Patients: We evaluated 190 consecutive patients with SWE at US and Hepatiq. Diagnosis of C was based on combinations of parameters including liver surface nodularity, abnormal blood tests (platelet count, INR, Bilirubin), CT/MRI showing collaterals, Varices by EGD and liver biopsy.  Patients had cryptogenic cirrhosis, HBV, HCV, PBC, PSC, ACAH and miscellaneous. Non-cirrhotic patients (NC) included 144 with underlying pre-cirrhotic CLD, non-cirrhotic portal hypertension and acute liver disease with jaundice. 46 cirrhotic patients (C) included those never having clinical complications (ascites, Variceal Bleed and encephalopathy) (C1=19 patients); those with these complications in past, but resolved not requiring further treatment (C2=13); active complications requiring ongoing treatment (C3=11) and those on the liver transplant list (C4=3).  C3 and C4 have decompensated cirrhosis (DC).

Method: All patients had a fasting US (GE LOGIQ E9) with SWE (Shear wave velocity=SWV) and post-prandial Hepatiq.
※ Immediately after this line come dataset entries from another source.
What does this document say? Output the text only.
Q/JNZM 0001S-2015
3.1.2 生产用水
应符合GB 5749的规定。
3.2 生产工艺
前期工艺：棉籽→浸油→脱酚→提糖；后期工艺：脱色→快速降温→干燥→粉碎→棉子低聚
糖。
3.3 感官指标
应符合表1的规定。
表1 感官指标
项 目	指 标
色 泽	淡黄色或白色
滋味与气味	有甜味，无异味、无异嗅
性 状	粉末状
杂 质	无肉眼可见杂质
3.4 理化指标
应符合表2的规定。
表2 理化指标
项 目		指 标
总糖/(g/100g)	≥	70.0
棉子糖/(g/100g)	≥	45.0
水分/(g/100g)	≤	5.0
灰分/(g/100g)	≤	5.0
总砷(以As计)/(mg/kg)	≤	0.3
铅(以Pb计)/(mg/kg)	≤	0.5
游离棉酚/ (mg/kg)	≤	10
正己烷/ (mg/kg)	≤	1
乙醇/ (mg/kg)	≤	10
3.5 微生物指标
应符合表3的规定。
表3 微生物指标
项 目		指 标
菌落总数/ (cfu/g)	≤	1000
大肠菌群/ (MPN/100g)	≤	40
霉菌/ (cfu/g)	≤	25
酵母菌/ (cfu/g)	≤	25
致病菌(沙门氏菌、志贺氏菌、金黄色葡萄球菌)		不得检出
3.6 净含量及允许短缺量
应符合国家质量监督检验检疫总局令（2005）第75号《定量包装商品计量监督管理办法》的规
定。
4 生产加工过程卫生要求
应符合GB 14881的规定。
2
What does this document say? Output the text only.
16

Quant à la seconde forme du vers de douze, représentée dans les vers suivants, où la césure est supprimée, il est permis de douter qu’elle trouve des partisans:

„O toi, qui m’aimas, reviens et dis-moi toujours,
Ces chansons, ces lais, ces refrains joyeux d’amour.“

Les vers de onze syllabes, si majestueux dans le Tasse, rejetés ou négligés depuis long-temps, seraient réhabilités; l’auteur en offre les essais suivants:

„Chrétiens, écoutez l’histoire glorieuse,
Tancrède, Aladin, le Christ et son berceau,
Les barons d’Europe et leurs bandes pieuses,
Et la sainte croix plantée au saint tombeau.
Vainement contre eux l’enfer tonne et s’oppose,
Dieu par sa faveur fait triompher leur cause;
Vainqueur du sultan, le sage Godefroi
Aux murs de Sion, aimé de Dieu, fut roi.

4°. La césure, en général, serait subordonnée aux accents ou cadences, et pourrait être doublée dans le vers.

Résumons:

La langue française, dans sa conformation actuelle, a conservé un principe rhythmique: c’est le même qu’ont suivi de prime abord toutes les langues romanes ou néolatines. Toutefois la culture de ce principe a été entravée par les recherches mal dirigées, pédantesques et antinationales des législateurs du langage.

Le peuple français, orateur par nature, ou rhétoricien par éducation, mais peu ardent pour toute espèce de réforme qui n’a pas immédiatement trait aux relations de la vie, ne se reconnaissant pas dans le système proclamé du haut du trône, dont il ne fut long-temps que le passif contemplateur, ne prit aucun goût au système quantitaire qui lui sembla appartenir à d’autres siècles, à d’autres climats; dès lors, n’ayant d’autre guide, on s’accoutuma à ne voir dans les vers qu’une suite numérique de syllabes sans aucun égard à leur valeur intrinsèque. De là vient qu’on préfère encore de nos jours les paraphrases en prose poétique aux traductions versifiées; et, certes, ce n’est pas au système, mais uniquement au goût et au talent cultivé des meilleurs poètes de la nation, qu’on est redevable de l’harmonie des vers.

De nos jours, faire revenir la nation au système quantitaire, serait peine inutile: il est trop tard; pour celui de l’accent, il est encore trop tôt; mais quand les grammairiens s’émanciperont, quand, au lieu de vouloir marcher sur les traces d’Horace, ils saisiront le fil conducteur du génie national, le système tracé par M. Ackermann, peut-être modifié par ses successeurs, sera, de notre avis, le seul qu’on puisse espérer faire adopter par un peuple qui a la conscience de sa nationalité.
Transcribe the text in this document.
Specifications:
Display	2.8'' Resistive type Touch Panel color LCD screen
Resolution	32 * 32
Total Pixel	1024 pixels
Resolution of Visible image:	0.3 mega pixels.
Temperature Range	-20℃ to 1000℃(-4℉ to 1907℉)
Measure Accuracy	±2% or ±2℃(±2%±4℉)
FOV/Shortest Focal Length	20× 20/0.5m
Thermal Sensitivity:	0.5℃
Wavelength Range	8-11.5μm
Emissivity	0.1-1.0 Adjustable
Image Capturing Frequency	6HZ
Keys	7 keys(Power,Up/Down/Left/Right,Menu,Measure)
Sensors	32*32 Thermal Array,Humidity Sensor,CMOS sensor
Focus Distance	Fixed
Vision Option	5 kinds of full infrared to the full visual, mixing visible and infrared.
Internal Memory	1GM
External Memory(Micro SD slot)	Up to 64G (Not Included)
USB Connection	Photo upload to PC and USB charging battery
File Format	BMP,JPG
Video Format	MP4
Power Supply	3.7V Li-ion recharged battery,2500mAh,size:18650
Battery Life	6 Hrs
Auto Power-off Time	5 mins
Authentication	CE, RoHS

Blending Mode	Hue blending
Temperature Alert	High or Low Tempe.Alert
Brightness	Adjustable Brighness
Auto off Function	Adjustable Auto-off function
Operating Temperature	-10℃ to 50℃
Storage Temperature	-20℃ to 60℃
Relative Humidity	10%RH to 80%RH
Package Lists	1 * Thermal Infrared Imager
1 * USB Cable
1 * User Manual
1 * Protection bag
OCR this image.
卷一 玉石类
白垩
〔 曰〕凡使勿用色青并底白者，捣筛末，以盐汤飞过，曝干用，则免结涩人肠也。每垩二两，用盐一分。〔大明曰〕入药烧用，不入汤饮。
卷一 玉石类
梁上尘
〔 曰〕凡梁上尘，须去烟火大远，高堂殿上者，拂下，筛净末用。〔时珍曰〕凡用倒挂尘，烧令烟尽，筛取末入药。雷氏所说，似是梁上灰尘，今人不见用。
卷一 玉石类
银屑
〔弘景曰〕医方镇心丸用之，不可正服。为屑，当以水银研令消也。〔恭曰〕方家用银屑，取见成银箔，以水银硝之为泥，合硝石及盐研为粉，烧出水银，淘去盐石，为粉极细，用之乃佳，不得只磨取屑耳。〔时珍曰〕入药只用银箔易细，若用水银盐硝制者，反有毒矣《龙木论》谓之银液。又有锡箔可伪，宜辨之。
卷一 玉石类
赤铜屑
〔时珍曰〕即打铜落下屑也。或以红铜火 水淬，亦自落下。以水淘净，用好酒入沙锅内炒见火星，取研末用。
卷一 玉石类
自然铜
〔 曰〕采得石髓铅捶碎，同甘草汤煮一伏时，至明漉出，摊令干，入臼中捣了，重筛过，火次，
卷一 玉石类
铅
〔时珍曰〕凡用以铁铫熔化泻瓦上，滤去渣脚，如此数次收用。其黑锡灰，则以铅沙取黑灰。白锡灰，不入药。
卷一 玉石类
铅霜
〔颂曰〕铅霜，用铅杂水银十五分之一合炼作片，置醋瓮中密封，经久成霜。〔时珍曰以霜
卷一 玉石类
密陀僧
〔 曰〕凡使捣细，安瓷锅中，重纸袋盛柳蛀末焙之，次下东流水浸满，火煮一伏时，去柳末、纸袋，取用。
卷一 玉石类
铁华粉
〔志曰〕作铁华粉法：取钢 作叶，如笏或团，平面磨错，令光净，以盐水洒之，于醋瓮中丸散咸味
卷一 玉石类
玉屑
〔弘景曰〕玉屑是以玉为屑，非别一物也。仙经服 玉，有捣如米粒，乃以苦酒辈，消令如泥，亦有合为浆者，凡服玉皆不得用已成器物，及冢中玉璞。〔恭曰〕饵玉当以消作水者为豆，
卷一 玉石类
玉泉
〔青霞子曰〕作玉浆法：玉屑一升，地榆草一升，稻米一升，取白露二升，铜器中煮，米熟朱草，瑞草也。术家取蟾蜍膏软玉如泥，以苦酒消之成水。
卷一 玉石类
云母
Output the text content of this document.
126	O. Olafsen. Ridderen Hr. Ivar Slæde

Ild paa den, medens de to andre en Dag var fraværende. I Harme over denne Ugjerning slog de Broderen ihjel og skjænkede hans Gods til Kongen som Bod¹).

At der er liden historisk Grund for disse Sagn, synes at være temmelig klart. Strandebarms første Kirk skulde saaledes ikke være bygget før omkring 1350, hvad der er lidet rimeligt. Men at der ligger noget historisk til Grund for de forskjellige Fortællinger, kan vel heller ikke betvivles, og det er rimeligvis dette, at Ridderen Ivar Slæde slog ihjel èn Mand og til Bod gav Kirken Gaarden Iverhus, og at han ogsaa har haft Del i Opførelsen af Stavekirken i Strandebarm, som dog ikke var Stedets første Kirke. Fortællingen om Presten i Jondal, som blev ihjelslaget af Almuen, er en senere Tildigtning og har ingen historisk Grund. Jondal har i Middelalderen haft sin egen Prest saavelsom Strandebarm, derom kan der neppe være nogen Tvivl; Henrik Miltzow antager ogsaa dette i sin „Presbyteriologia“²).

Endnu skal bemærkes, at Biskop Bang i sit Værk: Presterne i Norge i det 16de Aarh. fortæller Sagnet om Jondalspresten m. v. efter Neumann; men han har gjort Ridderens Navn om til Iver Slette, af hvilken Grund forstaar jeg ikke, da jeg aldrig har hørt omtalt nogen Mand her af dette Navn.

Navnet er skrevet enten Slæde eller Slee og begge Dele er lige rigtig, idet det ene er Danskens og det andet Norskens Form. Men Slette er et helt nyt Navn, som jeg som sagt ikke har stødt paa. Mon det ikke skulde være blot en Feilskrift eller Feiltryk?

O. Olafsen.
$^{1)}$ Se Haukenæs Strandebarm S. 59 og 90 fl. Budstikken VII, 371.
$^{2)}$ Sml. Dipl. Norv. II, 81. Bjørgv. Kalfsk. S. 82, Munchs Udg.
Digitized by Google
The quantitative liver spleen scan was performed with Hepatiq as previously described (Hepat;55:1019). Clinical data was abstracted from the records and expressed as mean (+/-SD). Data were expressed as the cumulative percent (Cum%) from normal to abnormal in groups with NL or Smooth surface (SS).

Results: 

Hepatiq and US were successful in all 190 patients and SWE in 184 (97%). 38 patients with NL were compared with 152 patients with SS. 34/38 (89.5%) patients with a NL had C compared to 10/152 (6.6 %) (p<.001) with a SS. Using the Cum% (smallest to largest) as a way of evaluating the distribution of parameters in NL and SS, there was no difference for fLV. The distribution curve of SWV was similar, but the curve shifted to the right for C (not shown). The distribution of PHM and fSV were significantly different in NL vs SS (p<.001) (figure). Quantitative dysfunction (PHM<95) was found in 62% with NL vs 4.7 % with SS (p<.001). All patients with ascites/encephalopathy had PHM < 95 whether NL or SS. Splenomegaly (fSV >2.5) was found in 79% NL vs 16% with SS (p<.001). Of the 23 patients with SS and fSV > 2.5, 6 had C (2 with decompensation), 2 severe acute liver diseases, 1 non-C portal hypertension, 1 post- LT and 13 NC (10 with fSV<4).

Conclusion:

NL correlated with C, quantitative liver dysfunction and portal hypertension (splenomegaly). 2. SS did not rule out C, serious liver dysfunction or absence of portal hypertension, but made these less likely. 3. Although hepatic surface nodularity is helpful, PHM and fSV should be measured directly to determine prognosis and to follow patients.